The Encyclopedia Americana (1920)/Abysmal deposits

2546564The Encyclopedia Americana — Abysmal deposits

ABYSMAL DEPOSITS are accumulations at the bottom of the ocean at great depths known as abysmal depths. They consists chiefly of red and gray clays and oozes or combinations of clays with various shells and animals, such as Dictonis, Foraminifera and Radiolarians. These deposits constitute the large part of the deep-sea bottoms. Although there is a vast amount of minute animal life at these abysmal depths this life is confined, so far as is definitely known, to a few species. The deposits are made up of the remains of surface and abysmal animals, the later of which are born, live and die on the bottom of the ocean. Most of the shells of surface animals decompose rapidly at great depths of the ocean, and many of them disintegrate under the pressure of the salt water before they reach the bottom, where they are constantly being added to the deposits, classified according to the depths at which they are found and the local influences under which they have been formed; but only a comparatively few of them can be classed as abysmal. One of these abysmal depths exists in the deep bed of the Gulf of Mexico and along nearly the whole course of the Gulf stream. Very little, if any, of the deposits of these great ocean depths is derived from the shores of the bordering continents; for the geological formations going on there seem to be a thing apart from the debris of all except that of the surface animals that pass over them or live above them. As all the abysmal deposits merge into one another geologists have found great difficulty in determining their character in given areas.
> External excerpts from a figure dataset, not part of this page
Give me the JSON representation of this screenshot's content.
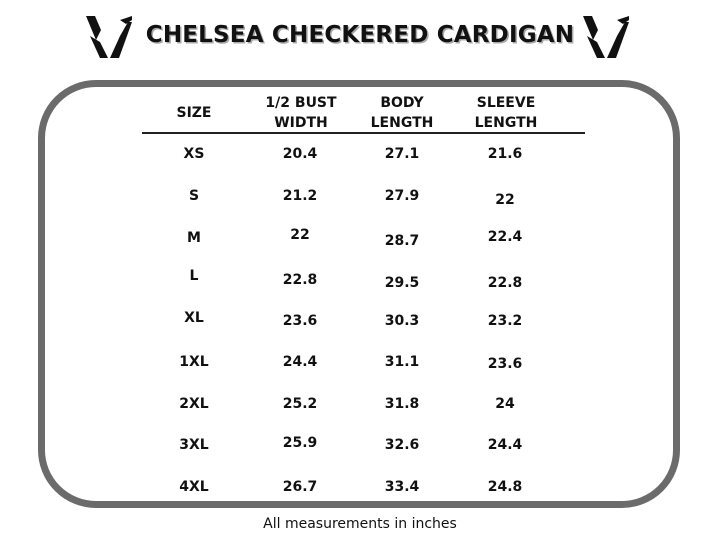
{
  "title": "CHELSEA CHECKERED CARDIGAN",
  "logo_icon": "v-monogram-logo-icon",
  "columns": {
    "size": "SIZE",
    "bust_line1": "1/2 BUST",
    "bust_line2": "WIDTH",
    "body_line1": "BODY",
    "body_line2": "LENGTH",
    "sleeve_line1": "SLEEVE",
    "sleeve_line2": "LENGTH"
  },
  "rows": [
    {
      "size": "XS",
      "bust": "20.4",
      "body": "27.1",
      "sleeve": "21.6"
    },
    {
      "size": "S",
      "bust": "21.2",
      "body": "27.9",
      "sleeve": "22"
    },
    {
      "size": "M",
      "bust": "22",
      "body": "28.7",
      "sleeve": "22.4"
    },
    {
      "size": "L",
      "bust": "22.8",
      "body": "29.5",
      "sleeve": "22.8"
    },
    {
      "size": "XL",
      "bust": "23.6",
      "body": "30.3",
      "sleeve": "23.2"
    },
    {
      "size": "1XL",
      "bust": "24.4",
      "body": "31.1",
      "sleeve": "23.6"
    },
    {
      "size": "2XL",
      "bust": "25.2",
      "body": "31.8",
      "sleeve": "24"
    },
    {
      "size": "3XL",
      "bust": "25.9",
      "body": "32.6",
      "sleeve": "24.4"
    },
    {
      "size": "4XL",
      "bust": "26.7",
      "body": "33.4",
      "sleeve": "24.8"
    }
  ],
  "footnote": "All measurements in inches",
  "colors": {
    "frame": "#6b6b6b",
    "text": "#111111",
    "title_shadow": "#a9a9a9"
  }
}
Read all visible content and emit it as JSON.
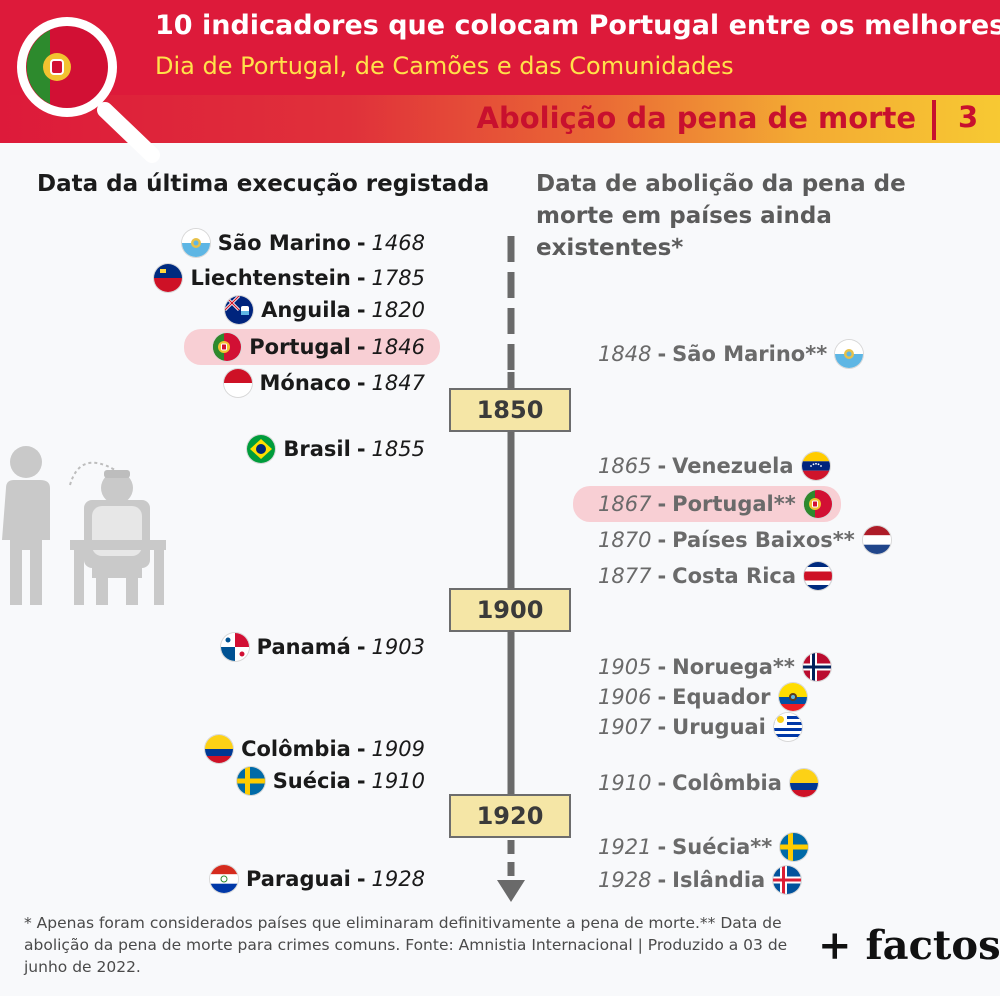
{
  "header": {
    "title": "10 indicadores que colocam Portugal entre os melhores",
    "subtitle": "Dia de Portugal, de Camões e das Comunidades",
    "section_label": "Abolição da pena de morte",
    "section_number": "3"
  },
  "columns": {
    "left_heading": "Data da última execução registada",
    "right_heading": "Data de abolição da pena de morte em países ainda existentes*"
  },
  "timeline": {
    "markers": [
      "1850",
      "1900",
      "1920"
    ]
  },
  "last_execution": [
    {
      "country": "São Marino",
      "year": "1468",
      "flag": "sanmarino-flag"
    },
    {
      "country": "Liechtenstein",
      "year": "1785",
      "flag": "liechtenstein-flag"
    },
    {
      "country": "Anguila",
      "year": "1820",
      "flag": "anguilla-flag"
    },
    {
      "country": "Portugal",
      "year": "1846",
      "flag": "portugal-flag",
      "highlight": true
    },
    {
      "country": "Mónaco",
      "year": "1847",
      "flag": "monaco-flag"
    },
    {
      "country": "Brasil",
      "year": "1855",
      "flag": "brazil-flag"
    },
    {
      "country": "Panamá",
      "year": "1903",
      "flag": "panama-flag"
    },
    {
      "country": "Colômbia",
      "year": "1909",
      "flag": "colombia-flag"
    },
    {
      "country": "Suécia",
      "year": "1910",
      "flag": "sweden-flag"
    },
    {
      "country": "Paraguai",
      "year": "1928",
      "flag": "paraguay-flag"
    }
  ],
  "abolition": [
    {
      "year": "1848",
      "country": "São Marino**",
      "flag": "sanmarino-flag"
    },
    {
      "year": "1865",
      "country": "Venezuela",
      "flag": "venezuela-flag"
    },
    {
      "year": "1867",
      "country": "Portugal**",
      "flag": "portugal-flag",
      "highlight": true
    },
    {
      "year": "1870",
      "country": "Países Baixos**",
      "flag": "netherlands-flag"
    },
    {
      "year": "1877",
      "country": "Costa Rica",
      "flag": "costarica-flag"
    },
    {
      "year": "1905",
      "country": "Noruega**",
      "flag": "norway-flag"
    },
    {
      "year": "1906",
      "country": "Equador",
      "flag": "ecuador-flag"
    },
    {
      "year": "1907",
      "country": "Uruguai",
      "flag": "uruguay-flag"
    },
    {
      "year": "1910",
      "country": "Colômbia",
      "flag": "colombia-flag"
    },
    {
      "year": "1921",
      "country": "Suécia**",
      "flag": "sweden-flag"
    },
    {
      "year": "1928",
      "country": "Islândia",
      "flag": "iceland-flag"
    }
  ],
  "footnote": "* Apenas foram considerados países que eliminaram definitivamente a pena de morte.** Data de abolição da pena de morte para crimes comuns. Fonte: Amnistia Internacional | Produzido a 03 de junho de 2022.",
  "brand": "+ factos"
}
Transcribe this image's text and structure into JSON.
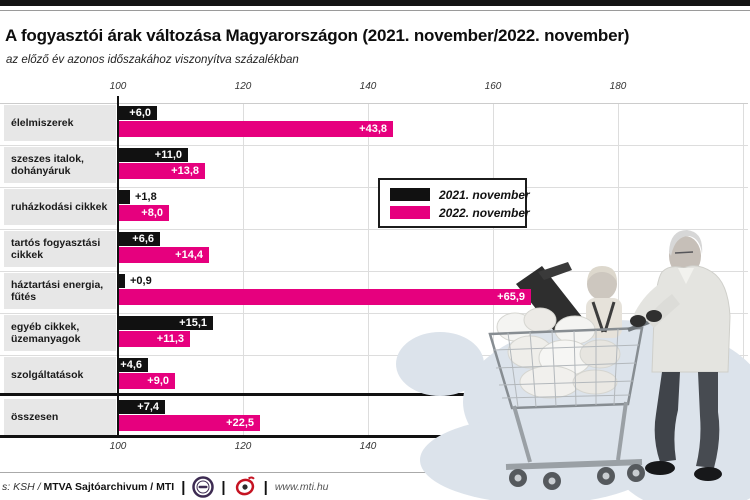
{
  "page": {
    "title": "A fogyasztói árak változása Magyarországon (2021. november/2022. november)",
    "subtitle": "az előző év azonos időszakához viszonyítva százalékban"
  },
  "chart_data": {
    "type": "bar",
    "orientation": "horizontal",
    "title": "A fogyasztói árak változása Magyarországon (2021. november/2022. november)",
    "subtitle": "az előző év azonos időszakához viszonyítva százalékban",
    "axis": {
      "tick_labels": [
        100,
        120,
        140,
        160,
        180
      ],
      "baseline": 100,
      "max": 200,
      "grid": true,
      "tick_positions": "top and bottom"
    },
    "categories": [
      [
        "élelmiszerek"
      ],
      [
        "szeszes italok,",
        "dohányáruk"
      ],
      [
        "ruházkodási cikkek"
      ],
      [
        "tartós fogyasztási",
        "cikkek"
      ],
      [
        "háztartási energia,",
        "fűtés"
      ],
      [
        "egyéb cikkek,",
        "üzemanyagok"
      ],
      [
        "szolgáltatások"
      ],
      [
        "összesen"
      ]
    ],
    "series": [
      {
        "name": "2021. november",
        "color": "#111111",
        "values": [
          6.0,
          11.0,
          1.8,
          6.6,
          0.9,
          15.1,
          4.6,
          7.4
        ],
        "value_labels": [
          "+6,0",
          "+11,0",
          "+1,8",
          "+6,6",
          "+0,9",
          "+15,1",
          "+4,6",
          "+7,4"
        ]
      },
      {
        "name": "2022. november",
        "color": "#e6007e",
        "values": [
          43.8,
          13.8,
          8.0,
          14.4,
          65.9,
          11.3,
          9.0,
          22.5
        ],
        "value_labels": [
          "+43,8",
          "+13,8",
          "+8,0",
          "+14,4",
          "+65,9",
          "+11,3",
          "+9,0",
          "+22,5"
        ]
      }
    ],
    "legend_position": "center-right box over plot"
  },
  "colors": {
    "accent_magenta": "#e6007e",
    "series_black": "#111111",
    "category_box_gray": "#e7e7e7",
    "blob_background": "#dce3eb"
  },
  "icons": {
    "logo_left": "mtva-circle-logo-icon",
    "logo_right": "mti-circle-logo-icon"
  },
  "footer": {
    "source_prefix": "s: KSH /",
    "source_bold": "MTVA Sajtóarchivum / MTI",
    "pipe": "|",
    "url": "www.mti.hu"
  }
}
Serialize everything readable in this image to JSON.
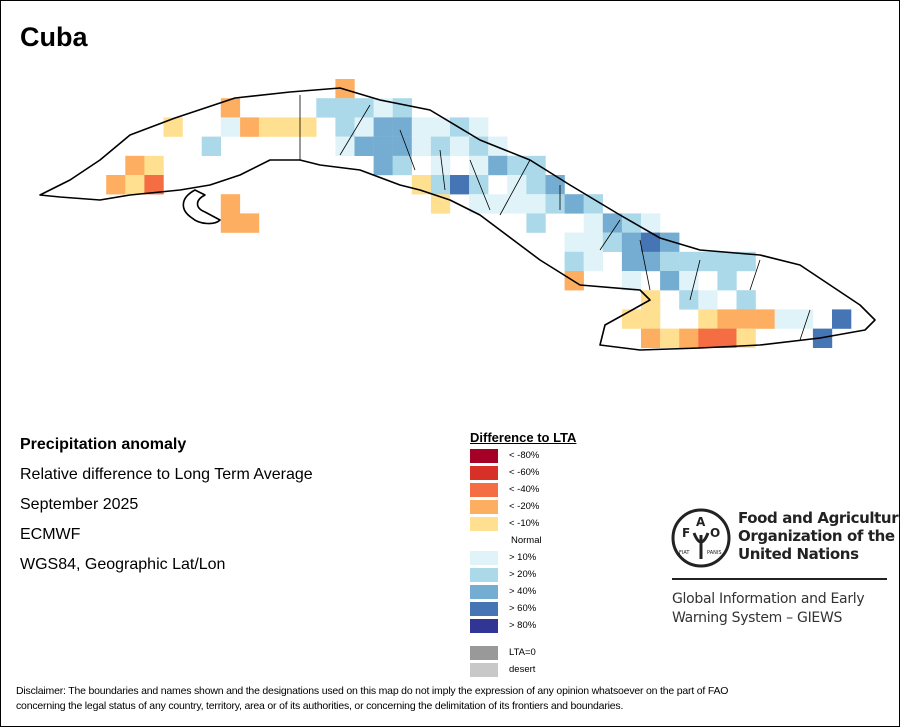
{
  "title": "Cuba",
  "info": {
    "heading": "Precipitation anomaly",
    "subtitle": "Relative difference to Long Term Average",
    "period": "September 2025",
    "source": "ECMWF",
    "projection": "WGS84, Geographic Lat/Lon"
  },
  "legend": {
    "title": "Difference to LTA",
    "items": [
      {
        "label": "< -80%",
        "color": "#a50026"
      },
      {
        "label": "< -60%",
        "color": "#d73027"
      },
      {
        "label": "< -40%",
        "color": "#f46d43"
      },
      {
        "label": "< -20%",
        "color": "#fdae61"
      },
      {
        "label": "< -10%",
        "color": "#fee090"
      },
      {
        "label": "Normal",
        "color": "#ffffff"
      },
      {
        "label": "> 10%",
        "color": "#e0f3f8"
      },
      {
        "label": "> 20%",
        "color": "#abd9e9"
      },
      {
        "label": "> 40%",
        "color": "#74add1"
      },
      {
        "label": "> 60%",
        "color": "#4575b4"
      },
      {
        "label": "> 80%",
        "color": "#313695"
      },
      {
        "label": "LTA=0",
        "color": "#999999"
      },
      {
        "label": "desert",
        "color": "#c8c8c8"
      }
    ]
  },
  "fao": {
    "logo_letters": "FAO FIAT PANIS",
    "name_lines": [
      "Food and Agriculture",
      "Organization of the",
      "United Nations"
    ],
    "giews_lines": [
      "Global Information and Early",
      "Warning System – GIEWS"
    ]
  },
  "disclaimer": [
    "Disclaimer: The boundaries and names shown and the designations used on this map do not imply the expression of any opinion whatsoever on the part of FAO",
    "concerning the legal status of any country, territory, area or of its authorities, or concerning the delimitation of its frontiers and boundaries."
  ]
}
The 20 or more species of pelagic Foraminifera constitute over 90 per cent of the vast quantities of carbonate of lime present in the calcareous oozes of the abysmal depths of the oceans. This animal life, thus wonderfully abundant to-day, is present in a like plentifulness in other geological formations and periods. Living as they do at such a great depth below the surface and being subject to a more or less uniform pressure, the shells of those animals are very much alike in appearance and thickness in all the abysmal deposits and zones. See Continental shelf.